During the 1940s and ‘50s, the legendary team of composer Richard Rodgers and lyricist Oscar Hammerstein II collaborated on several of the greatest (or, at least, the most beloved and enduring) shows in musical-theater history: “Oklahoma!,” “Carousel,” “The King and I,” “South Pacific” and “The Sound of Music” among them.
They initially conceived their comparatively modest take on the famous fairy tale “Cinderella” for live television in 1957, in a suitably charming version of the story that featured a then-relatively unknown Julie Andrews in the title role, and it was remade for TV twice more, with Lesley Ann Warren in 1965 and Brandy (Norwood) in 1997.
By the time Broadway got its collective hands on the property for a 2013 production, the show was re-scripted by Douglas Carter Beane, the popular playwright of such caustic comedies as “The Little Dog Laughed” and “As Bees in Honey Drown,” in addition to the books for a couple of musical stage adaptations based on the movies “Sister Act” and “Xanadu.”
If only Aurora Theatre had opted to take a chance on the original, albeit old-fashioned, classic instead of settling for the lesser, albeit newfangled, revisionist rendition. From the company’s sumptuous new space on the Lawrenceville Arts Center’s 500-seat Strickland Grand Stage, with a talented director and choreographer like Ricardo Aponte at the helm, and boasting an exceedingly capable cast of some of Atlanta’s finest performers, the “promise of possibility” could have been much greater.
In Beane’s “Rodgers + Hammerstein’s Cinderella,” he softens his trademark acerbic wit by imposing a modern political correctness on the period piece that often defies logic or reason, even under the magical and whimsical circumstances of the elemental fairy tale itself.

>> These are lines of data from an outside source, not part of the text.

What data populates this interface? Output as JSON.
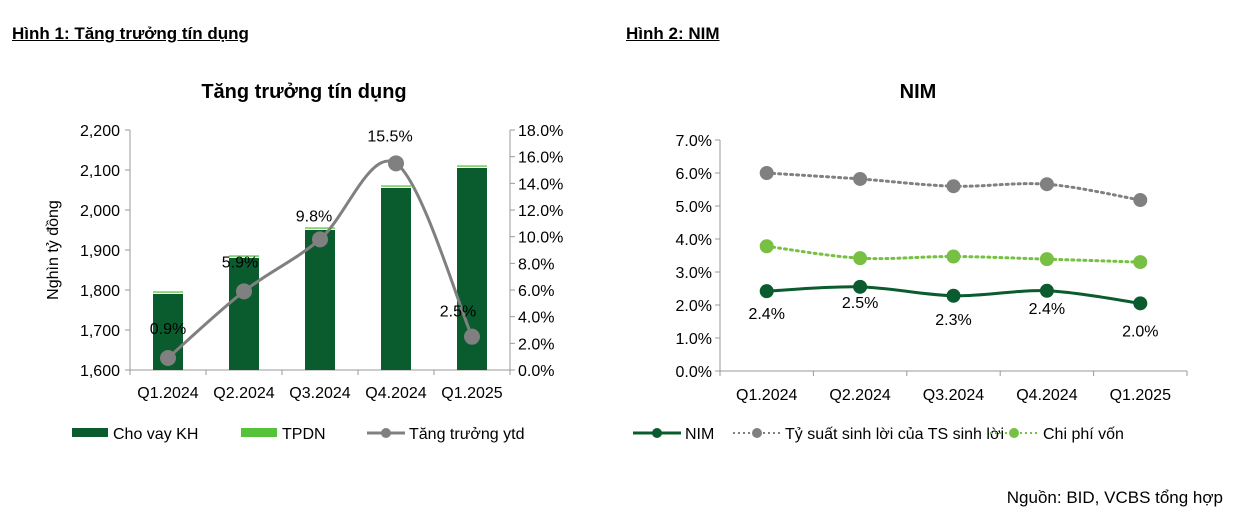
{
  "figure1": {
    "heading": "Hình 1: Tăng trưởng tín dụng"
  },
  "figure2": {
    "heading": "Hình 2: NIM"
  },
  "source_note": "Nguồn: BID, VCBS tổng hợp",
  "chart_data": [
    {
      "type": "bar",
      "title": "Tăng trưởng tín dụng",
      "ylabel": "Nghìn tỷ đồng",
      "categories": [
        "Q1.2024",
        "Q2.2024",
        "Q3.2024",
        "Q4.2024",
        "Q1.2025"
      ],
      "ylim": [
        1600,
        2200
      ],
      "yticks": [
        "1,600",
        "1,700",
        "1,800",
        "1,900",
        "2,000",
        "2,100",
        "2,200"
      ],
      "y2lim": [
        0,
        18
      ],
      "y2ticks": [
        "0.0%",
        "2.0%",
        "4.0%",
        "6.0%",
        "8.0%",
        "10.0%",
        "12.0%",
        "14.0%",
        "16.0%",
        "18.0%"
      ],
      "series": [
        {
          "name": "Cho vay KH",
          "kind": "stacked-bar",
          "axis": "left",
          "color": "#0a5c2e",
          "values": [
            1790,
            1880,
            1950,
            2055,
            2105
          ]
        },
        {
          "name": "TPDN",
          "kind": "stacked-bar",
          "axis": "left",
          "color": "#55c23a",
          "values": [
            7,
            7,
            7,
            7,
            7
          ]
        },
        {
          "name": "Tăng trưởng ytd",
          "kind": "line-smooth",
          "axis": "right",
          "color": "#808080",
          "values": [
            0.9,
            5.9,
            9.8,
            15.5,
            2.5
          ],
          "labels": [
            "0.9%",
            "5.9%",
            "9.8%",
            "15.5%",
            "2.5%"
          ]
        }
      ],
      "legend": "bottom"
    },
    {
      "type": "line",
      "title": "NIM",
      "categories": [
        "Q1.2024",
        "Q2.2024",
        "Q3.2024",
        "Q4.2024",
        "Q1.2025"
      ],
      "ylim": [
        0,
        7
      ],
      "yticks": [
        "0.0%",
        "1.0%",
        "2.0%",
        "3.0%",
        "4.0%",
        "5.0%",
        "6.0%",
        "7.0%"
      ],
      "series": [
        {
          "name": "NIM",
          "style": "solid",
          "color": "#0a5c2e",
          "values": [
            2.42,
            2.55,
            2.28,
            2.43,
            2.05
          ],
          "labels": [
            "2.4%",
            "2.5%",
            "2.3%",
            "2.4%",
            "2.0%"
          ]
        },
        {
          "name": "Tỷ suất sinh lời của TS sinh lời",
          "style": "dotted",
          "color": "#808080",
          "values": [
            6.0,
            5.82,
            5.6,
            5.66,
            5.18
          ]
        },
        {
          "name": "Chi phí vốn",
          "style": "dotted",
          "color": "#77c043",
          "values": [
            3.78,
            3.42,
            3.47,
            3.39,
            3.3
          ]
        }
      ],
      "legend": "bottom"
    }
  ]
}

Among the new characters he introduces to the story is a revolutionary activist (well-played here nevertheless by Marcello Audino) with plans of opening a soup kitchen for the “common ragamuffins” of the village. And his love interest is one of the formerly wicked stepsisters (Candy McLellan), who has been reimagined by Beane as kind and considerate.
Credit: Courtesy of Casey Gardner Ford
Credit: Courtesy of Casey Gardner Ford
The winning India Tyree (Atlanta Lyric’s “Aida,” Georgia Ensemble’s “Once on This Island”) plays the eponymous heroine, now possessing a headstrong social consciousness that allows her to espouse platitudes about voting rights, democratic elections and voices deserving to be heard among the kingdom’s poorer citizens — although she inexplicably continues to submit to cruel mistreatment by her evil stepmother (Marcie Millard).

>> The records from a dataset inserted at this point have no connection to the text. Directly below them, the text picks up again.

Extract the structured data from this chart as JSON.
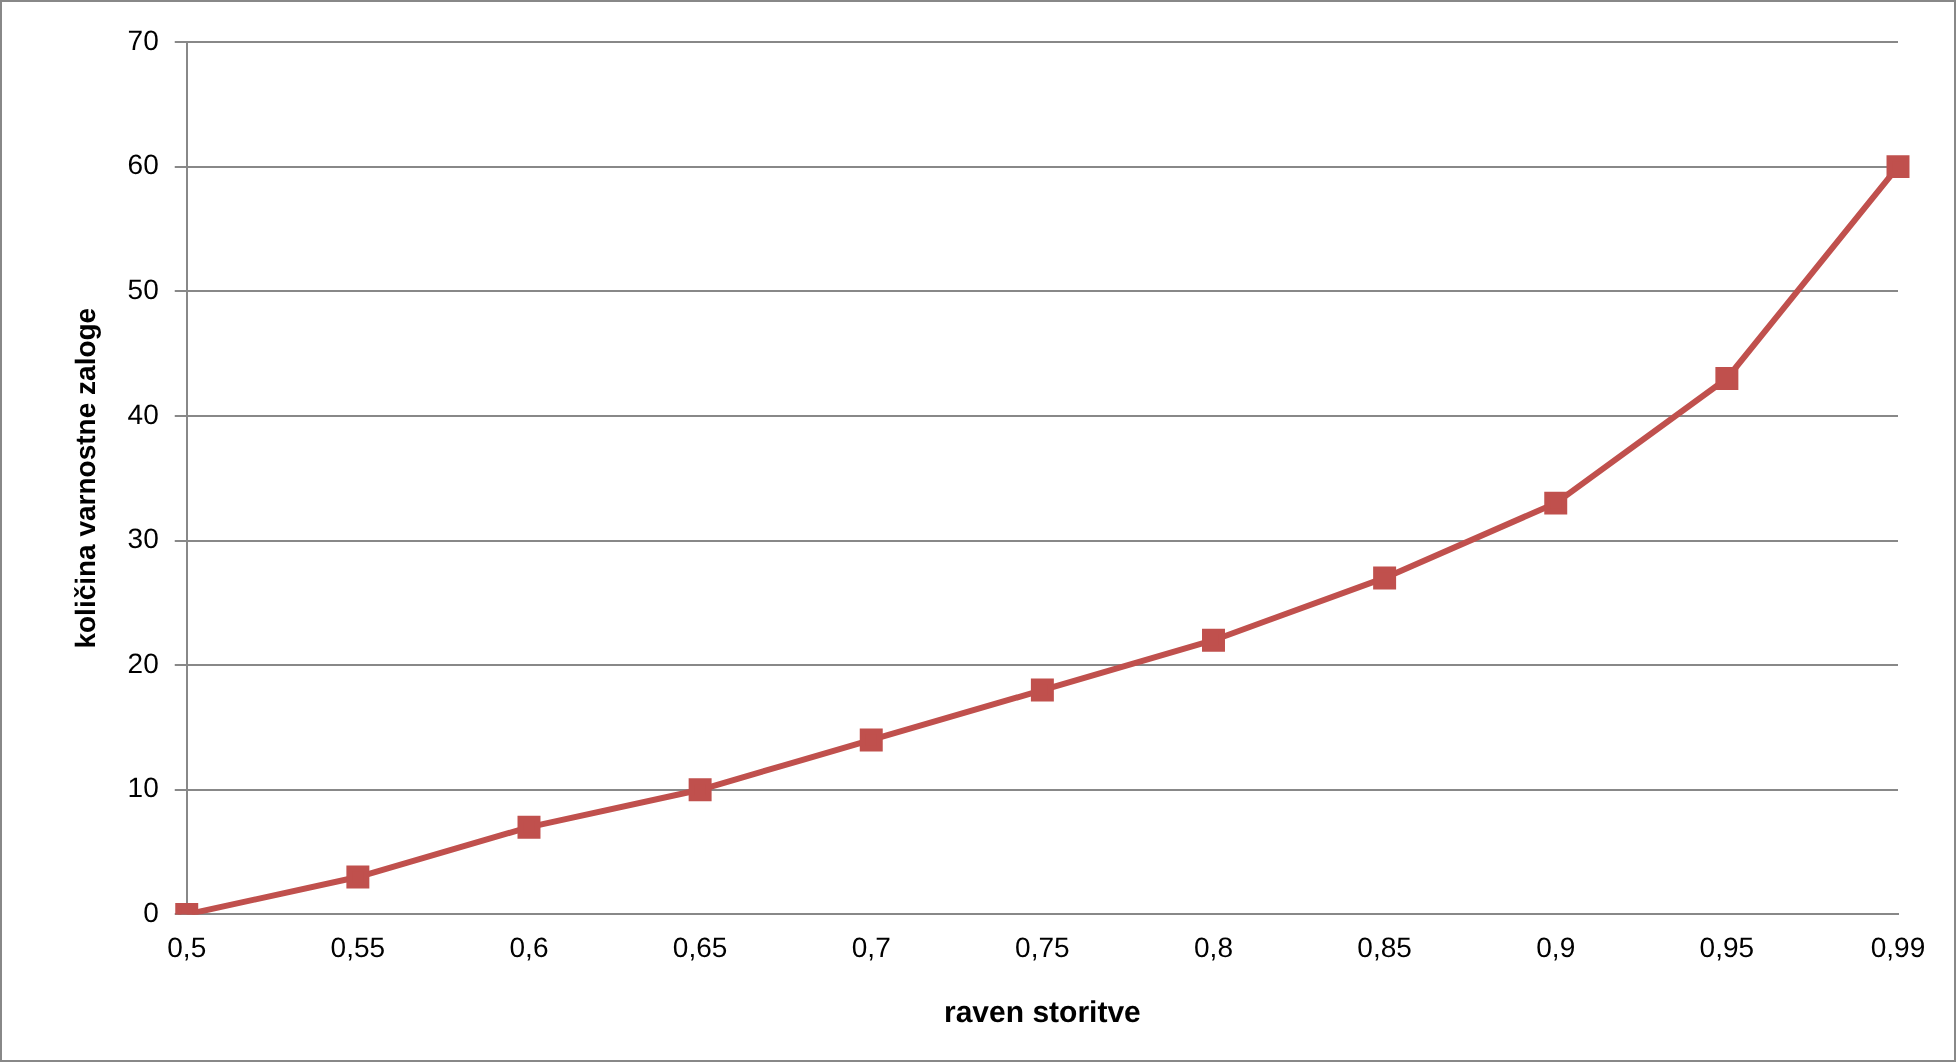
{
  "chart_data": {
    "type": "line",
    "xlabel": "raven storitve",
    "ylabel": "količina varnostne zaloge",
    "categories": [
      "0,5",
      "0,55",
      "0,6",
      "0,65",
      "0,7",
      "0,75",
      "0,8",
      "0,85",
      "0,9",
      "0,95",
      "0,99"
    ],
    "series": [
      {
        "color": "#c0504d",
        "values": [
          0,
          3,
          7,
          10,
          14,
          18,
          22,
          27,
          33,
          43,
          60
        ]
      }
    ],
    "ylim": [
      0,
      70
    ],
    "yticks": [
      0,
      10,
      20,
      30,
      40,
      50,
      60,
      70
    ],
    "grid": "y",
    "legend": false,
    "marker": "square",
    "line_style": "solid"
  }
}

Atlanta newcomer Jackson Hurt cuts a dashing figure as Prince Topher, when it comes to swashbuckling against puppet giants and dragons; otherwise, this iteration of the character is a bit dim and slow on the draw as it relates to corrupted affairs of state.

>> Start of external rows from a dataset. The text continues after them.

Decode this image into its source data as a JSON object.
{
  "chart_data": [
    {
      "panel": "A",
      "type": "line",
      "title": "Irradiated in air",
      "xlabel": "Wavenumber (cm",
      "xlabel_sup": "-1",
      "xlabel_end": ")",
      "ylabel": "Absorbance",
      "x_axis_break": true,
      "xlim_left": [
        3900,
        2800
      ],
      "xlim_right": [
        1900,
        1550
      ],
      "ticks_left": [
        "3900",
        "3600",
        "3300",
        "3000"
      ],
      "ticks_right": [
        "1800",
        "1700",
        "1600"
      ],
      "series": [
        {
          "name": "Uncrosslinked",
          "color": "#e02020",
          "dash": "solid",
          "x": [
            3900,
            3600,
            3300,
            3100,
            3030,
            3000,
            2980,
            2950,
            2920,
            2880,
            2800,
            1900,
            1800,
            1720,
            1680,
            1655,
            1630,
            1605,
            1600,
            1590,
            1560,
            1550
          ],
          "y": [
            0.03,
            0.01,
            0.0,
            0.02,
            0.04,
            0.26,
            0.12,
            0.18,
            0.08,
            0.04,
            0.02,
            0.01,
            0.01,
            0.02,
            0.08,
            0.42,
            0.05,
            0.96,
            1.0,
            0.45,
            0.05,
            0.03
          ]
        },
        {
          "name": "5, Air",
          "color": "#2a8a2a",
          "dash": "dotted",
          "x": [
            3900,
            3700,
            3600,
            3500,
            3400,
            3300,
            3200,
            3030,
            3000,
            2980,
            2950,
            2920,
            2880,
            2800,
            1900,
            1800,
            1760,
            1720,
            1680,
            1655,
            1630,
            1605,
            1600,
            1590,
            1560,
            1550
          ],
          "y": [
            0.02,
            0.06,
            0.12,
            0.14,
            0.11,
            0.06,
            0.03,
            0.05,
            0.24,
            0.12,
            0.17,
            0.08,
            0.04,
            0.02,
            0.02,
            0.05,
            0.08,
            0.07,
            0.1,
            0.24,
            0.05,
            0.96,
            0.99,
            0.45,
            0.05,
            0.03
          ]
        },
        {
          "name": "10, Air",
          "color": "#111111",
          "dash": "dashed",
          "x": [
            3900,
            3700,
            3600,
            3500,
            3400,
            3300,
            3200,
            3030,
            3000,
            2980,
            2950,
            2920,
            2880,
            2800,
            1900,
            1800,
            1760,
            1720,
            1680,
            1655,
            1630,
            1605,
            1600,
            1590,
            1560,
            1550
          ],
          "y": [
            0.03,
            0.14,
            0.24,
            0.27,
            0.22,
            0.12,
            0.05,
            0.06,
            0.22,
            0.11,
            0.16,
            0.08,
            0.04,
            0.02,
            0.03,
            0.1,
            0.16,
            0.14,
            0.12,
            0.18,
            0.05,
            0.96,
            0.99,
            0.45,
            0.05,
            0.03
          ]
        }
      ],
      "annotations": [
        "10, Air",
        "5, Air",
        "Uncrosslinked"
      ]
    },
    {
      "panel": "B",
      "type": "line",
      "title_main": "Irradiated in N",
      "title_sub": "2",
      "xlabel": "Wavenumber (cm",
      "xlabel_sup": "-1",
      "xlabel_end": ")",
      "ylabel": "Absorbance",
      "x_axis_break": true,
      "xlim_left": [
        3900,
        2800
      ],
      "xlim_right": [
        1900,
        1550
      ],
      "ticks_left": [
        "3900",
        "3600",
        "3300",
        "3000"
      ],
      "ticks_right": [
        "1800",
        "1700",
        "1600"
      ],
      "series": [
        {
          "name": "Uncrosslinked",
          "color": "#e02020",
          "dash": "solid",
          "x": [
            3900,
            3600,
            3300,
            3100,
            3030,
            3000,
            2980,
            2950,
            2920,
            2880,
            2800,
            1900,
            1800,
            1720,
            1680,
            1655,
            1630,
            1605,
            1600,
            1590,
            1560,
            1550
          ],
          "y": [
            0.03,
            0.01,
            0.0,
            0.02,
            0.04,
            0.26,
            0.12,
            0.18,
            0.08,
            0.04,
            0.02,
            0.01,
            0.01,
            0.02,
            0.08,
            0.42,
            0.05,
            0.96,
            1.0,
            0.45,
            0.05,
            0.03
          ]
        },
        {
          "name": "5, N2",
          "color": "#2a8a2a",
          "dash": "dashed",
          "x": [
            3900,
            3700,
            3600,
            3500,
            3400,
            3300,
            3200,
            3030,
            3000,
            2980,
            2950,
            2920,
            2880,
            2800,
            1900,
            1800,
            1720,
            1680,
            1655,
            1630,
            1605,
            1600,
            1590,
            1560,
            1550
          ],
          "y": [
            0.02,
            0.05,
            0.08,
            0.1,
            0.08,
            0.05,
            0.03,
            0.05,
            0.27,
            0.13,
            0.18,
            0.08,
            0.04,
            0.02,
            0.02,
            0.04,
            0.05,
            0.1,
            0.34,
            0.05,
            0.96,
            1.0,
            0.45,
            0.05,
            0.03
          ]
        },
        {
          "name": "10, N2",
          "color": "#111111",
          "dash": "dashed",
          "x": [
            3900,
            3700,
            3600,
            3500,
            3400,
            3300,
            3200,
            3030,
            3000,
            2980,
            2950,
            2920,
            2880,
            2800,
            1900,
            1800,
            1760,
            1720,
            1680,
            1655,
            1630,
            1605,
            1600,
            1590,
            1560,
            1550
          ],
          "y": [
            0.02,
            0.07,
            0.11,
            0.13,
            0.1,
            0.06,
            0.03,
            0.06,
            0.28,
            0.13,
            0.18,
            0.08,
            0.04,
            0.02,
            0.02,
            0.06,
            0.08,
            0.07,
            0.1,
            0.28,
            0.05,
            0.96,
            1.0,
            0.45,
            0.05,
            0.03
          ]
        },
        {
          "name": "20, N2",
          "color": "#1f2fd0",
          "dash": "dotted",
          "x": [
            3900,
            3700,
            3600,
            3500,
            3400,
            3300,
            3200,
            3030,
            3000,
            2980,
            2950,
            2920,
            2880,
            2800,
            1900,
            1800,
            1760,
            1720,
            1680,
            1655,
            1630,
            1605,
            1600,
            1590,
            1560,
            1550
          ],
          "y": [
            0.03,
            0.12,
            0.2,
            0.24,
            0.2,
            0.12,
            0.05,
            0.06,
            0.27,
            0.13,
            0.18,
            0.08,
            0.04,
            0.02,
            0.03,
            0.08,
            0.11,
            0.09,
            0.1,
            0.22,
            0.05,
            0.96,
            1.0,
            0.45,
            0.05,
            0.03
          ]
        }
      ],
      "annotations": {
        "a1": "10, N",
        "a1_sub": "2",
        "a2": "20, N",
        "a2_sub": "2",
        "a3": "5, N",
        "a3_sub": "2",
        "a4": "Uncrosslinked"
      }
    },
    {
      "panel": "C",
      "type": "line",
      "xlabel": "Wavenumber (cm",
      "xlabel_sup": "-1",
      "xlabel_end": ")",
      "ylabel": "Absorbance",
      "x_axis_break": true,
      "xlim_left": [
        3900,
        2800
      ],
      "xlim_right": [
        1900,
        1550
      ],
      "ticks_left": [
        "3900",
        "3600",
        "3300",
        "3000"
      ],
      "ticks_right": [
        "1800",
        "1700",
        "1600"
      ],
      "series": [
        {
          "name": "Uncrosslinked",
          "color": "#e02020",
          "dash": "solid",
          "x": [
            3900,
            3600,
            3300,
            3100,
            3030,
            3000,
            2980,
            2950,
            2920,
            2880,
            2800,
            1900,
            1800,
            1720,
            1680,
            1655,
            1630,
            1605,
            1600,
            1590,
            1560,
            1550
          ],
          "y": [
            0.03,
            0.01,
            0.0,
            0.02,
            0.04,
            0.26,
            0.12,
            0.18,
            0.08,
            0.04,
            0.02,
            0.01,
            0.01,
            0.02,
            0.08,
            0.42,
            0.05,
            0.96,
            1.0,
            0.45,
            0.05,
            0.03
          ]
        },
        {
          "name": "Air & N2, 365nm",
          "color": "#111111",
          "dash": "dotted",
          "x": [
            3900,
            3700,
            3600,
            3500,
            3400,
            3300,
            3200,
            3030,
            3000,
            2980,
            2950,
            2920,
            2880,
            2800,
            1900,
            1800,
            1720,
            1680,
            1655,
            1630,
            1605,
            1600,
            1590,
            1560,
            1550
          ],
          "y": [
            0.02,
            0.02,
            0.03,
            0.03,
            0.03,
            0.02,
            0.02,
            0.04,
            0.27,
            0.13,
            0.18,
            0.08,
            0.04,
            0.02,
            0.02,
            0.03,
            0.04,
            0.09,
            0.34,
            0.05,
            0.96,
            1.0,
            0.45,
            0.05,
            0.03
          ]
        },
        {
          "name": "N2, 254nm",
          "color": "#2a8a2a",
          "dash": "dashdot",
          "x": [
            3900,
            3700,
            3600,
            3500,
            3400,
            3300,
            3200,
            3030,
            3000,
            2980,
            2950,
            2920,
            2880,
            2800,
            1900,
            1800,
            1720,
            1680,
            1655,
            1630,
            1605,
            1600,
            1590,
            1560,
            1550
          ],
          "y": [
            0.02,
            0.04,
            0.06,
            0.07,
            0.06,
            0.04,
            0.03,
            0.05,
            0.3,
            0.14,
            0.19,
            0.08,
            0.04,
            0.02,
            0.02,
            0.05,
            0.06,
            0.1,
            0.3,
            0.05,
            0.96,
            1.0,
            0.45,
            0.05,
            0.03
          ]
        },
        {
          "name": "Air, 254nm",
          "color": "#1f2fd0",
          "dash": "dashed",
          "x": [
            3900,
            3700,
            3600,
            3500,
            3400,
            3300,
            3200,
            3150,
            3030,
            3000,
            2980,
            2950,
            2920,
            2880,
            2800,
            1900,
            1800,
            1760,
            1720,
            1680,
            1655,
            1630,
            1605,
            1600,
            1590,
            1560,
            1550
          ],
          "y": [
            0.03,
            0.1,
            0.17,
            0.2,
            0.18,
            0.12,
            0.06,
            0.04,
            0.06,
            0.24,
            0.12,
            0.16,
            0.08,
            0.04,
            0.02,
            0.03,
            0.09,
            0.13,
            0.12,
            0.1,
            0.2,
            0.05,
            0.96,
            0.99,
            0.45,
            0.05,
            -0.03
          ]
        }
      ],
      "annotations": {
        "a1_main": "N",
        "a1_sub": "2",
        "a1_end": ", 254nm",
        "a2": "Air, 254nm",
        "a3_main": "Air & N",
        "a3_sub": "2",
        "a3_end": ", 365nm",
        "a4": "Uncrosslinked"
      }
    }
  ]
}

Glorious vocalists both, the show’s musical highlights belong to Hurt and Tyree, including their duet standards “Ten Minutes Ago,” “Loneliness of Evening” and “Do I Love You Because You’re Beautiful?” Tyree also scores with her solo “In My Own Little Corner,” and in “Impossible/It’s Possible” (with Rhyn McLemore as the Fairy Godmother). Musical director Ann-Carol Pence (on keyboards) leads Aurora’s polished 11-piece orchestra.
I can’t speak to Beane’s musicalized “Sister Act,” having never seen it, and “Xanadu” was a pretty crummy movie to begin with, one that could only stand to be parodied and improved upon. But his take on “Rodgers + Hammerstein’s Cinderella” is a clear case for not trying to fix something that wasn’t broken in the first place, and just leaving well enough alone.
THEATER REVIEW
“Rodgers + Hammerstein’s Cinderella”
Through April 3. 8 p.m. Thursdays-Saturdays; 2:30 p.m. Saturdays-Sundays; 10 a.m. Wednesday (March 16 only). $10-$70. Strickland Grand Stage at the Lawrenceville Arts Center, 125 N. Clayton St., Lawrenceville. 678-226-6222, www.auroratheatre.com.
Bottom line: Sacrifices a lot its original fairy-tale charm for a politically corrected modern sensibility.